There is widespread concern that the standard of soccer in Tanzania is in decline. Whether that is indeed the case or it is an exaggeration, there is an urgent need to recapture the glory we enjoyed in our heyday – and that means engaging in hard, remedial work.
And the image enhancement drive should not be confined to playing good soccer and beat whatever teams we meet in international competitions.
Various factors are at play in the whole issue of creating an attractive image overseas and at home, among them meeting contractual obligations between players, officials and coaches hired by clubs and the national soccer governing.

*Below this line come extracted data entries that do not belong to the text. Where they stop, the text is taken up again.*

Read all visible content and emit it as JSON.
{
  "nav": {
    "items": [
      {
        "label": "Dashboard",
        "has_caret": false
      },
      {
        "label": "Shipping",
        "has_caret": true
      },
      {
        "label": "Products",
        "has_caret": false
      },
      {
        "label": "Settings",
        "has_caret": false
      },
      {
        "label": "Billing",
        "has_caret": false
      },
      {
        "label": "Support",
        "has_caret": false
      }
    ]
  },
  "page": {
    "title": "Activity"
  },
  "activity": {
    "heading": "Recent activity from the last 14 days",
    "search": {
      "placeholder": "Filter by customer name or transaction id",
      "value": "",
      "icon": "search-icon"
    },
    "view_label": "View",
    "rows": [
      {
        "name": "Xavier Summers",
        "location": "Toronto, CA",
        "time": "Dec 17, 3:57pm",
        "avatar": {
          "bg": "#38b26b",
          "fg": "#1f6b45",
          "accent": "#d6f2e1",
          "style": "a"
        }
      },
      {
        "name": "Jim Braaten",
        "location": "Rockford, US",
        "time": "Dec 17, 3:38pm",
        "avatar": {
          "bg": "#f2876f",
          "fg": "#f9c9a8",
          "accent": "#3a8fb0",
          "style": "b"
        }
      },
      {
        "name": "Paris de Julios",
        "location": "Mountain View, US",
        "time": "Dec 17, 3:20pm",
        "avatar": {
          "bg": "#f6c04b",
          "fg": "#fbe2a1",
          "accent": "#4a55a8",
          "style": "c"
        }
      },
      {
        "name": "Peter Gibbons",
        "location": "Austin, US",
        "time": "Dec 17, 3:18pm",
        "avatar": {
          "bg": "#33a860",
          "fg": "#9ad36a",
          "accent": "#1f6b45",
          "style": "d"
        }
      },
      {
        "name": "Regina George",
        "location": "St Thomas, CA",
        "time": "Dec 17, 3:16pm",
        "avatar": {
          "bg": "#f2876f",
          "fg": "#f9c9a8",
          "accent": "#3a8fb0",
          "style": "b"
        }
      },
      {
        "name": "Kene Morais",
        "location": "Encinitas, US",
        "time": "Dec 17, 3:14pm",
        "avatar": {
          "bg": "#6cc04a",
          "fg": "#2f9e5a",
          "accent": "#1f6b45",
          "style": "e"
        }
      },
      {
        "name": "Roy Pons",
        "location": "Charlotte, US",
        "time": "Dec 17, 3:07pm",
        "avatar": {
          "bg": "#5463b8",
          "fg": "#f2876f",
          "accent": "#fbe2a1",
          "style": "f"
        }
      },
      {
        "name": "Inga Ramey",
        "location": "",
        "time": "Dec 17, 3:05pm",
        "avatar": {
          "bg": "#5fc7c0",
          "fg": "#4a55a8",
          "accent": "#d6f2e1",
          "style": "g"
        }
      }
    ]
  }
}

The recent disputes highlighted by world soccer governing body FIFA with regard to the plight of former Young Africans (Yanga) Serbian coach Kostadin Papic and Kenyan player John Odhiambo have surely portrayed Tanzanian soccer in poor light.

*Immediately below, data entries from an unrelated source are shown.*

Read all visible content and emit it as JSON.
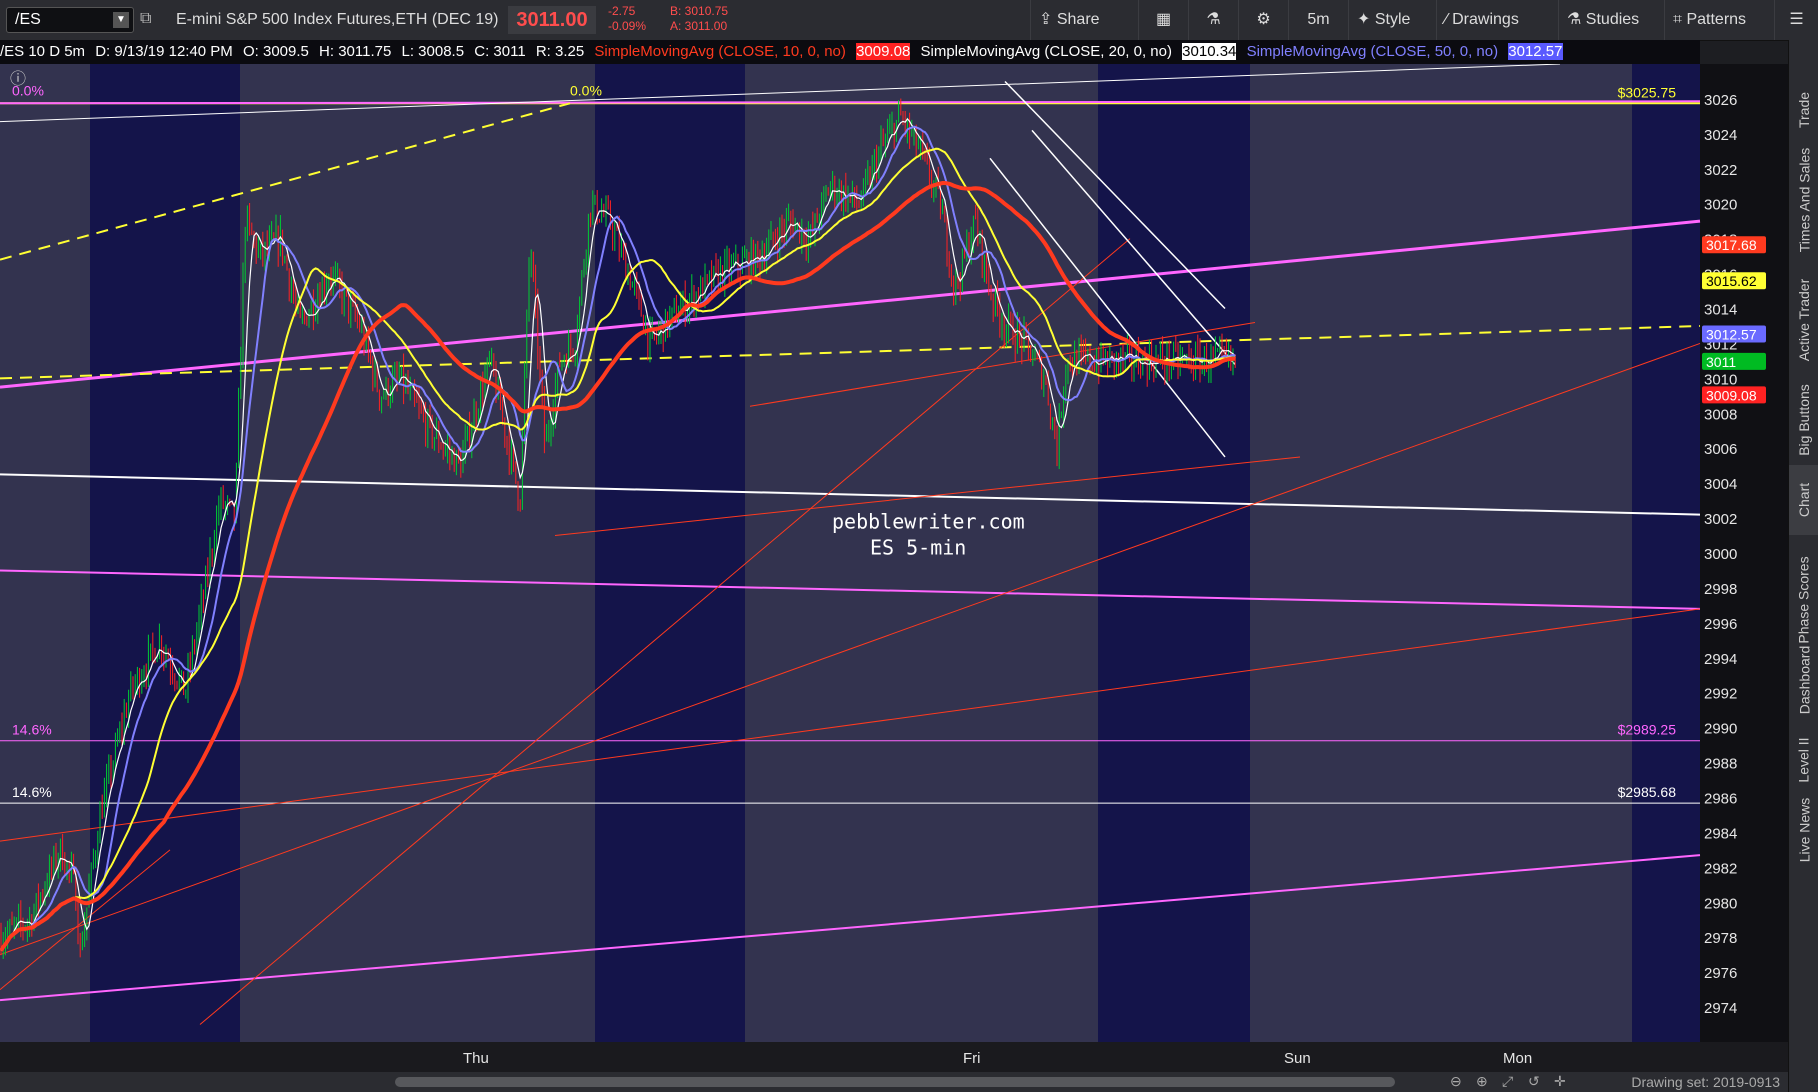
{
  "toolbar": {
    "symbol": "/ES",
    "description": "E-mini S&P 500 Index Futures,ETH (DEC 19)",
    "last_price": "3011.00",
    "change": "-2.75",
    "change_pct": "-0.09%",
    "bid": "B: 3010.75",
    "ask": "A: 3011.00",
    "share": "Share",
    "timeframe": "5m",
    "style": "Style",
    "drawings": "Drawings",
    "studies": "Studies",
    "patterns": "Patterns"
  },
  "infobar": {
    "symbol_info": "/ES 10 D 5m",
    "datetime": "D: 9/13/19 12:40 PM",
    "open": "O: 3009.5",
    "high": "H: 3011.75",
    "low": "L: 3008.5",
    "close": "C: 3011",
    "range": "R: 3.25",
    "sma10_label": "SimpleMovingAvg (CLOSE, 10, 0, no)",
    "sma10_value": "3009.08",
    "sma20_label": "SimpleMovingAvg (CLOSE, 20, 0, no)",
    "sma20_value": "3010.34",
    "sma50_label": "SimpleMovingAvg (CLOSE, 50, 0, no)",
    "sma50_value": "3012.57"
  },
  "side_tabs": [
    "Trade",
    "Times And Sales",
    "Active Trader",
    "Big Buttons",
    "Chart",
    "Phase Scores",
    "Dashboard",
    "Level II",
    "Live News"
  ],
  "bottom": {
    "drawing_set": "Drawing set: 2019-0913"
  },
  "colors": {
    "bg_session": "#14144a",
    "bg_offhours": "#33334f",
    "sma_red": "#ff3a1f",
    "sma_yellow": "#ffff33",
    "sma_blue": "#8080ff",
    "sma_white": "#ffffff",
    "magenta": "#ff66ff",
    "up": "#00cc33",
    "down": "#ff2222"
  },
  "chart_data": {
    "type": "candlestick",
    "ylim": [
      2972,
      3028
    ],
    "yticks": [
      2974,
      2976,
      2978,
      2980,
      2982,
      2984,
      2986,
      2988,
      2990,
      2992,
      2994,
      2996,
      2998,
      3000,
      3002,
      3004,
      3006,
      3008,
      3010,
      3012,
      3014,
      3016,
      3018,
      3020,
      3022,
      3024,
      3026
    ],
    "xticks": [
      "Thu",
      "Fri",
      "Sun",
      "Mon"
    ],
    "watermark": [
      "pebblewriter.com",
      "ES 5-min"
    ],
    "price_path": [
      [
        0,
        2978
      ],
      [
        30,
        2979
      ],
      [
        60,
        2983
      ],
      [
        75,
        2981
      ],
      [
        80,
        2977
      ],
      [
        100,
        2985
      ],
      [
        130,
        2992
      ],
      [
        160,
        2995
      ],
      [
        185,
        2992
      ],
      [
        205,
        2998
      ],
      [
        220,
        3003
      ],
      [
        235,
        3002
      ],
      [
        245,
        3019
      ],
      [
        260,
        3017
      ],
      [
        280,
        3018
      ],
      [
        300,
        3013
      ],
      [
        330,
        3016
      ],
      [
        360,
        3013
      ],
      [
        380,
        3009
      ],
      [
        400,
        3010
      ],
      [
        430,
        3007
      ],
      [
        460,
        3005
      ],
      [
        490,
        3011
      ],
      [
        520,
        3003
      ],
      [
        530,
        3018
      ],
      [
        545,
        3006
      ],
      [
        560,
        3011
      ],
      [
        575,
        3012
      ],
      [
        590,
        3020
      ],
      [
        610,
        3019
      ],
      [
        635,
        3015
      ],
      [
        650,
        3012
      ],
      [
        680,
        3014
      ],
      [
        720,
        3016
      ],
      [
        760,
        3017
      ],
      [
        790,
        3019
      ],
      [
        810,
        3018
      ],
      [
        830,
        3021
      ],
      [
        860,
        3020
      ],
      [
        880,
        3023
      ],
      [
        900,
        3025
      ],
      [
        920,
        3023
      ],
      [
        940,
        3020
      ],
      [
        955,
        3015
      ],
      [
        975,
        3019
      ],
      [
        990,
        3015
      ],
      [
        1005,
        3013
      ],
      [
        1025,
        3012
      ],
      [
        1045,
        3010
      ],
      [
        1057,
        3006
      ],
      [
        1066,
        3011
      ]
    ],
    "annotations": [
      {
        "text": "$3025.75",
        "price": 3025.75,
        "color": "#ffff33"
      },
      {
        "text": "$2989.25",
        "price": 2989.25,
        "color": "#ff66ff"
      },
      {
        "text": "$2985.68",
        "price": 2985.68,
        "color": "#ffffff"
      },
      {
        "text": "0.0%",
        "color": "#ff66ff"
      },
      {
        "text": "0.0%",
        "color": "#ffff33"
      },
      {
        "text": "14.6%",
        "color": "#ff66ff"
      },
      {
        "text": "14.6%",
        "color": "#ffffff"
      }
    ],
    "price_tags": [
      {
        "price": 3017.68,
        "text": "3017.68",
        "color": "#ff3a1f"
      },
      {
        "price": 3015.62,
        "text": "3015.62",
        "color": "#ffff33"
      },
      {
        "price": 3012.57,
        "text": "3012.57",
        "color": "#6a6aff"
      },
      {
        "price": 3011,
        "text": "3011",
        "color": "#00bb22"
      },
      {
        "price": 3009.08,
        "text": "3009.08",
        "color": "#ff2222"
      }
    ],
    "series": [
      {
        "name": "SimpleMovingAvg (CLOSE, 10, 0, no)",
        "color": "#ffffff"
      },
      {
        "name": "SimpleMovingAvg (CLOSE, 20, 0, no)",
        "color": "#8080ff"
      },
      {
        "name": "SimpleMovingAvg (CLOSE, 50, 0, no)",
        "color": "#ffff33"
      },
      {
        "color": "#ff3a1f"
      }
    ],
    "trendlines": [
      {
        "color": "#ff66ff",
        "price_left": 3009.5,
        "price_right": 3019
      },
      {
        "color": "#ffff33",
        "price_left": 3010,
        "price_right": 3013
      },
      {
        "color": "#ffffff",
        "price_left": 3004.5,
        "price_right": 3002.2
      },
      {
        "color": "#ff66ff",
        "price_left": 2999,
        "price_right": 2996.8
      },
      {
        "color": "#ff66ff",
        "price_left": 2974.4,
        "price_right": 2982.7
      }
    ]
  }
}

Yanga is duty bound to pay Papic whatever outstanding dues he is entitled to, which effectively end the tussles between the two parties and thus spare us disgrace resulting from contractual infringements we could have done without.
It is irrelevant for the current Yanga leadership to say the Serbian coach has inflated the figure with respect to his dues, for the club ought to have been through with the matter before the coach left for home last May.
With regard to Kenyan player Odhiambo, Yanga were ordered to pay him compensation resulting from breach of contract since January – a whole eight months ago! Why it has taken the club all this long to attend to issue remains a riddle.
Why in the first place should Yanga wait for threats of censure from FIFA before waking up from slumber and then begin disputing the player’s claims?
All this suggests that the club had either ignored or just played down the importance of meeting its contractual obligations.
All sports clubs and national teams should always distance from disputes arising from failure to honour contractual obligations, particularly with respect to remuneration packages.
Even a single wrong move by a single club can seriously taint the image of all of us a nation, complete with unpleasant consequences such as missing the services of foreign coaches and risking missing the trust of the outside world.
It’s high time the Tanzania Football Federation introduced a “protection” clause in its rules and regulations to ensure that all club wishing to contract foreign and even local coaches or player can in fact abide by the contracts both parties enter into to avoid repeats of this kind of embarrassment.
Repeated complaints from foreign players and coaches in connection with promises not kept can only do us harm and not any good.
Before TFF takes further steps to ensure harmony between coaches, players and club officials, Yanga must fairly compensate Papic and Odhiambo, failing which stern measures should be taken against the club.
Doing so would underscore the need for all concerned – in soccer and in other sports – to keep promises and adhere to contractual terms.
Soccer has a massive following in Tanzania and it is crucial that we steer clear of anything that could bring it into disrepute.